Pillar Three – Designate an individual or individuals responsible for coordinating and monitoring day-to-day compliance

Concerning compliance officers, the FFIEC Manual explains that

The BSA compliance officer should be fully knowledgeable of the BSA and all related regulations. The BSA compliance officer should also understand the bank’s products, services, customers, entities, and geographic locations, and the potential money laundering and terrorist financing risks associated with those activities.  The appointment of a BSA compliance officer is not sufficient to meet the regulatory requirement if that person does not have the expertise, authority, or time to satisfactorily complete the job.

Following the 2010 examination, the Bank hired the son of its CEO as the BSA compliance officer, without interviewing any other candidates, without interviewing him and without seeking approval of the Bank’s Board of Directors.
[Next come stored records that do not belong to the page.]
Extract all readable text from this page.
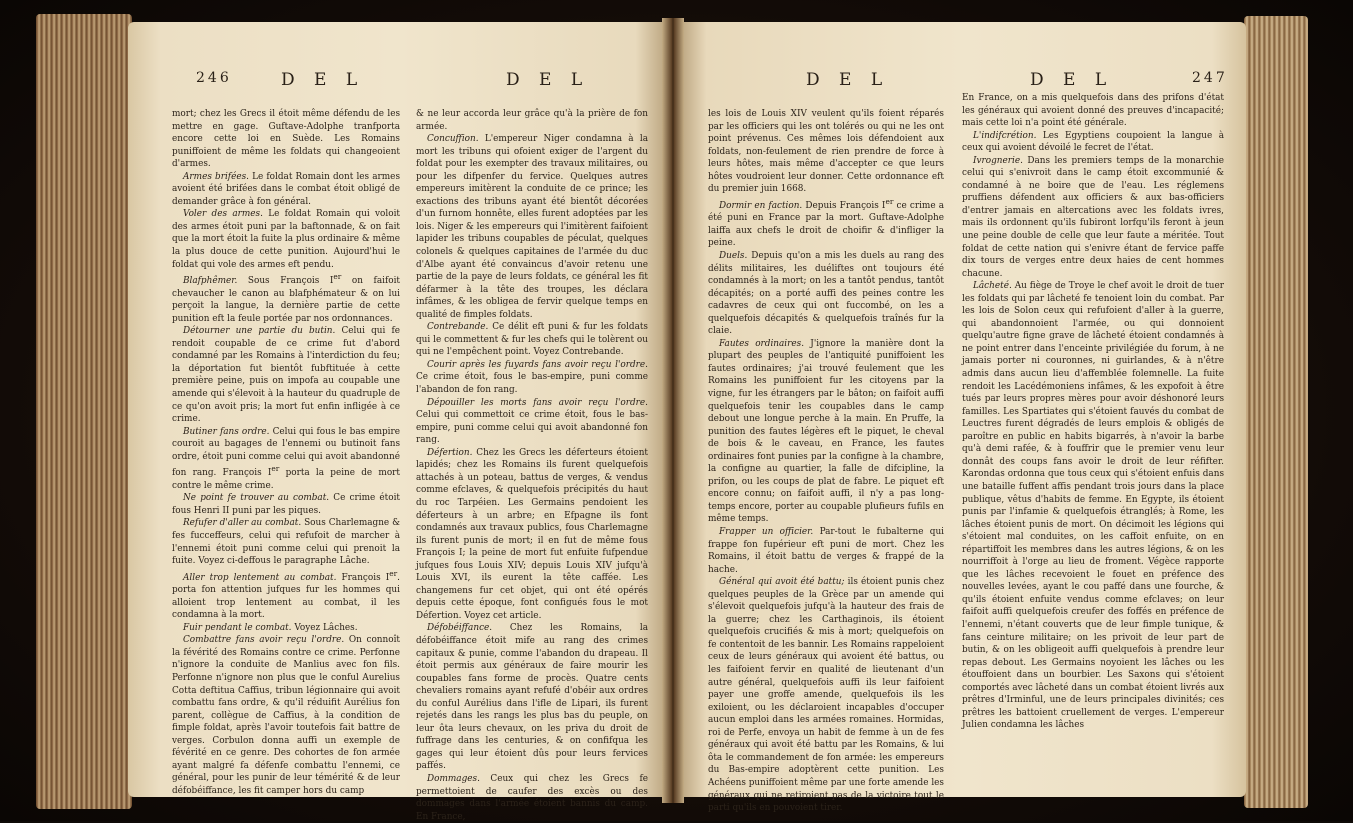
246	D E L	D E L

mort; chez les Grecs il étoit même défendu de les mettre en gage. Guftave-Adolphe tranfporta encore cette loi en Suède. Les Romains puniffoient de même les foldats qui changeoient d'armes.

Armes brifées. Le foldat Romain dont les armes avoient été brifées dans le combat étoit obligé de demander grâce à fon général.

Voler des armes. Le foldat Romain qui voloit des armes étoit puni par la baftonnade, & on fait que la mort étoit la fuite la plus ordinaire & même la plus douce de cette punition. Aujourd'hui le foldat qui vole des armes eft pendu.

Blafphêmer. Sous François Ier on faifoit chevaucher le canon au blafphémateur & on lui perçoit la langue, la dernière partie de cette punition eft la feule portée par nos ordonnances.

Détourner une partie du butin. Celui qui fe rendoit coupable de ce crime fut d'abord condamné par les Romains à l'interdiction du feu; la déportation fut bientôt fubftituée à cette première peine, puis on impofa au coupable une amende qui s'élevoit à la hauteur du quadruple de ce qu'on avoit pris; la mort fut enfin infligée à ce crime.

Butiner fans ordre. Celui qui fous le bas empire couroit au bagages de l'ennemi ou butinoit fans ordre, étoit puni comme celui qui avoit abandonné fon rang. François Ier porta la peine de mort contre le même crime.

Ne point fe trouver au combat. Ce crime étoit fous Henri II puni par les piques.

Refufer d'aller au combat. Sous Charlemagne & fes fucceffeurs, celui qui refufoit de marcher à l'ennemi étoit puni comme celui qui prenoit la fuite. Voyez ci-deffous le paragraphe Lâche.

Aller trop lentement au combat. François Ier. porta fon attention jufques fur les hommes qui alloient trop lentement au combat, il les condamna à la mort.

Fuir pendant le combat. Voyez Lâches.

Combattre fans avoir reçu l'ordre. On connoît la févérité des Romains contre ce crime. Perfonne n'ignore la conduite de Manlius avec fon fils. Perfonne n'ignore non plus que le conful Aurelius Cotta deftitua Caffius, tribun légionnaire qui avoit combattu fans ordre, & qu'il réduifit Aurélius fon parent, collègue de Caffius, à la condition de fimple foldat, après l'avoir toutefois fait battre de verges. Corbulon donna auffi un exemple de févérité en ce genre. Des cohortes de fon armée ayant malgré fa défenfe combattu l'ennemi, ce général, pour les punir de leur témérité & de leur défobéiffance, les fit camper hors du camp

& ne leur accorda leur grâce qu'à la prière de fon armée.

Concuffion. L'empereur Niger condamna à la mort les tribuns qui ofoient exiger de l'argent du foldat pour les exempter des travaux militaires, ou pour les difpenfer du fervice. Quelques autres empereurs imitèrent la conduite de ce prince; les exactions des tribuns ayant été bientôt décorées d'un furnom honnête, elles furent adoptées par les lois. Niger & les empereurs qui l'imitèrent faifoient lapider les tribuns coupables de péculat, quelques colonels & quelques capitaines de l'armée du duc d'Albe ayant été convaincus d'avoir retenu une partie de la paye de leurs foldats, ce général les fit défarmer à la tête des troupes, les déclara infâmes, & les obligea de fervir quelque temps en qualité de fimples foldats.

Contrebande. Ce délit eft puni & fur les foldats qui le commettent & fur les chefs qui le tolèrent ou qui ne l'empêchent point. Voyez Contrebande.

Courir après les fuyards fans avoir reçu l'ordre. Ce crime étoit, fous le bas-empire, puni comme l'abandon de fon rang.

Dépouiller les morts fans avoir reçu l'ordre. Celui qui commettoit ce crime étoit, fous le bas-empire, puni comme celui qui avoit abandonné fon rang.

Défertion. Chez les Grecs les déferteurs étoient lapidés; chez les Romains ils furent quelquefois attachés à un poteau, battus de verges, & vendus comme efclaves, & quelquefois précipités du haut du roc Tarpéien. Les Germains pendoient les déferteurs à un arbre; en Efpagne ils font condamnés aux travaux publics, fous Charlemagne ils furent punis de mort; il en fut de même fous François I; la peine de mort fut enfuite fufpendue jufques fous Louis XIV; depuis Louis XIV jufqu'à Louis XVI, ils eurent la tête caffée. Les changemens fur cet objet, qui ont été opérés depuis cette époque, font configués fous le mot Défertion. Voyez cet article.

Défobéiffance. Chez les Romains, la défobéiffance étoit mife au rang des crimes capitaux & punie, comme l'abandon du drapeau. Il étoit permis aux généraux de faire mourir les coupables fans forme de procès. Quatre cents chevaliers romains ayant refufé d'obéir aux ordres du conful Aurélius dans l'ifle de Lipari, ils furent rejetés dans les rangs les plus bas du peuple, on leur ôta leurs chevaux, on les priva du droit de fuffrage dans les centuries, & on confifqua les gages qui leur étoient dûs pour leurs fervices paffés.

Dommages. Ceux qui chez les Grecs fe permettoient de caufer des excès ou des dommages dans l'armée étoient bannis du camp. En France,

D E L	D E L	247

les lois de Louis XIV veulent qu'ils foient réparés par les officiers qui les ont tolérés ou qui ne les ont point prévenus. Ces mêmes lois défendoient aux foldats, non-feulement de rien prendre de force à leurs hôtes, mais même d'accepter ce que leurs hôtes voudroient leur donner. Cette ordonnance eft du premier juin 1668.

Dormir en faction. Depuis François Ier ce crime a été puni en France par la mort. Guftave-Adolphe laiffa aux chefs le droit de choifir & d'infliger la peine.

Duels. Depuis qu'on a mis les duels au rang des délits militaires, les duéliftes ont toujours été condamnés à la mort; on les a tantôt pendus, tantôt décapités; on a porté auffi des peines contre les cadavres de ceux qui ont fuccombé, on les a quelquefois décapités & quelquefois traînés fur la claie.

Fautes ordinaires. J'ignore la manière dont la plupart des peuples de l'antiquité puniffoient les fautes ordinaires; j'ai trouvé feulement que les Romains les puniffoient fur les citoyens par la vigne, fur les étrangers par le bâton; on faifoit auffi quelquefois tenir les coupables dans le camp debout une longue perche à la main. En Pruffe, la punition des fautes légères eft le piquet, le cheval de bois & le caveau, en France, les fautes ordinaires font punies par la configne à la chambre, la configne au quartier, la falle de difcipline, la prifon, ou les coups de plat de fabre. Le piquet eft encore connu; on faifoit auffi, il n'y a pas long-temps encore, porter au coupable plufieurs fufils en même temps.

Frapper un officier. Par-tout le fubalterne qui frappe fon fupérieur eft puni de mort. Chez les Romains, il étoit battu de verges & frappé de la hache.

Général qui avoit été battu; ils étoient punis chez quelques peuples de la Grèce par un amende qui s'élevoit quelquefois jufqu'à la hauteur des frais de la guerre; chez les Carthaginois, ils étoient quelquefois crucifiés & mis à mort; quelquefois on fe contentoit de les bannir. Les Romains rappeloient ceux de leurs généraux qui avoient été battus, ou les faifoient fervir en qualité de lieutenant d'un autre général, quelquefois auffi ils leur faifoient payer une groffe amende, quelquefois ils les exiloient, ou les déclaroient incapables d'occuper aucun emploi dans les armées romaines. Hormidas, roi de Perfe, envoya un habit de femme à un de fes généraux qui avoit été battu par les Romains, & lui ôta le commandement de fon armée: les empereurs du Bas-empire adoptèrent cette punition. Les Achéens puniffoient même par une forte amende les généraux qui ne retiroient pas de la victoire tout le parti qu'ils en pouvoient tirer.

En France, on a mis quelquefois dans des prifons d'état les généraux qui avoient donné des preuves d'incapacité; mais cette loi n'a point été générale.

L'indifcrétion. Les Egyptiens coupoient la langue à ceux qui avoient dévoilé le fecret de l'état.

Ivrognerie. Dans les premiers temps de la monarchie celui qui s'enivroit dans le camp étoit excommunié & condamné à ne boire que de l'eau. Les réglemens pruffiens défendent aux officiers & aux bas-officiers d'entrer jamais en altercations avec les foldats ivres, mais ils ordonnent qu'ils fubiront lorfqu'ils feront à jeun une peine double de celle que leur faute a méritée. Tout foldat de cette nation qui s'enivre étant de fervice paffe dix tours de verges entre deux haies de cent hommes chacune.

Lâcheté. Au fiège de Troye le chef avoit le droit de tuer les foldats qui par lâcheté fe tenoient loin du combat. Par les lois de Solon ceux qui refufoient d'aller à la guerre, qui abandonnoient l'armée, ou qui donnoient quelqu'autre figne grave de lâcheté étoient condamnés à ne point entrer dans l'enceinte privilégiée du forum, à ne jamais porter ni couronnes, ni guirlandes, & à n'être admis dans aucun lieu d'affemblée folemnelle. La fuite rendoit les Lacédémoniens infâmes, & les expofoit à être tués par leurs propres mères pour avoir déshonoré leurs familles. Les Spartiates qui s'étoient fauvés du combat de Leuctres furent dégradés de leurs emplois & obligés de paroître en public en habits bigarrés, à n'avoir la barbe qu'à demi rafée, & à fouffrir que le premier venu leur donnât des coups fans avoir le droit de leur réfifter. Karondas ordonna que tous ceux qui s'étoient enfuis dans une bataille fuffent affis pendant trois jours dans la place publique, vêtus d'habits de femme. En Egypte, ils étoient punis par l'infamie & quelquefois étranglés; à Rome, les lâches étoient punis de mort. On décimoit les légions qui s'étoient mal conduites, on les caffoit enfuite, on en répartiffoit les membres dans les autres légions, & on les nourriffoit à l'orge au lieu de froment. Végèce rapporte que les lâches recevoient le fouet en préfence des nouvelles levées, ayant le cou paffé dans une fourche, & qu'ils étoient enfuite vendus comme efclaves; on leur faifoit auffi quelquefois creufer des foffés en préfence de l'ennemi, n'étant couverts que de leur fimple tunique, & fans ceinture militaire; on les privoit de leur part de butin, & on les obligeoit auffi quelquefois à prendre leur repas debout. Les Germains noyoient les lâches ou les étouffoient dans un bourbier. Les Saxons qui s'étoient comportés avec lâcheté dans un combat étoient livrés aux prêtres d'Irminful, une de leurs principales divinités; ces prêtres les battoient cruellement de verges. L'empereur Julien condamna les lâches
His relevant background and experience consisted of attending an Independent Community Bankers of America course and a webinar and “on-the-job” training.  He also served as the Bank’s Senior Vice President, Senior Credit Officer, Chief Financial Officer, Internal Auditor, and Operations Compliance Officer.  Not only did the Court agree that the BSA compliance officer lacked the training and experience necessary for the role, they highlighted the conflicts of interest his dual roles would give rise to.

Pillar Four – Provide training for appropriate personnel

The FFIEC Manual explains that training “should include regulatory requirements and the bank’s internal BSA/AML policies, procedures and processes” and “should be tailored to the person’s specific responsibilities.” The Bank failed to meet these requirements because its internal training consisted of presentations that offered only “rudimentary” BSA training and failed entirely to tailor trainings and materials to specific roles.  Moreover, the BSA compliance officer’s lack of experience rendered him unqualified to oversee employee training.

Failure to File a SAR

Finally, the Ninth Circuit also affirmed the FDIC’s conclusion that the Bank had failed to file a SAR when necessary. During 2011 and 2012, the Bank had received grand jury subpoenas seeking documents and information concerning certain customers, some of whom were indicted later for espionage and misappropriate of trade secrets.  Despite uncovering suspicious account activity, the Bank declined to file a SAR, believing that to do so would violate a letter request by the Department of Justice not to reveal the receipt of a grand jury subpoena.  The Court explained this was in error because nothing pertaining to reporting the suspicious activity itself would have revealed the existence of a grand jury investigation.  Moreover, although the fact of a government subpoena does not necessarily require the filing of a SAR, it does trigger an obligation to examine subject customer activity and, if suspicious activity is uncovered, to file a SAR. Indeed, the FFIEC Manual and the Bank’s own policies contemplated that government investigations and subpoenas often will prompt SAR filings.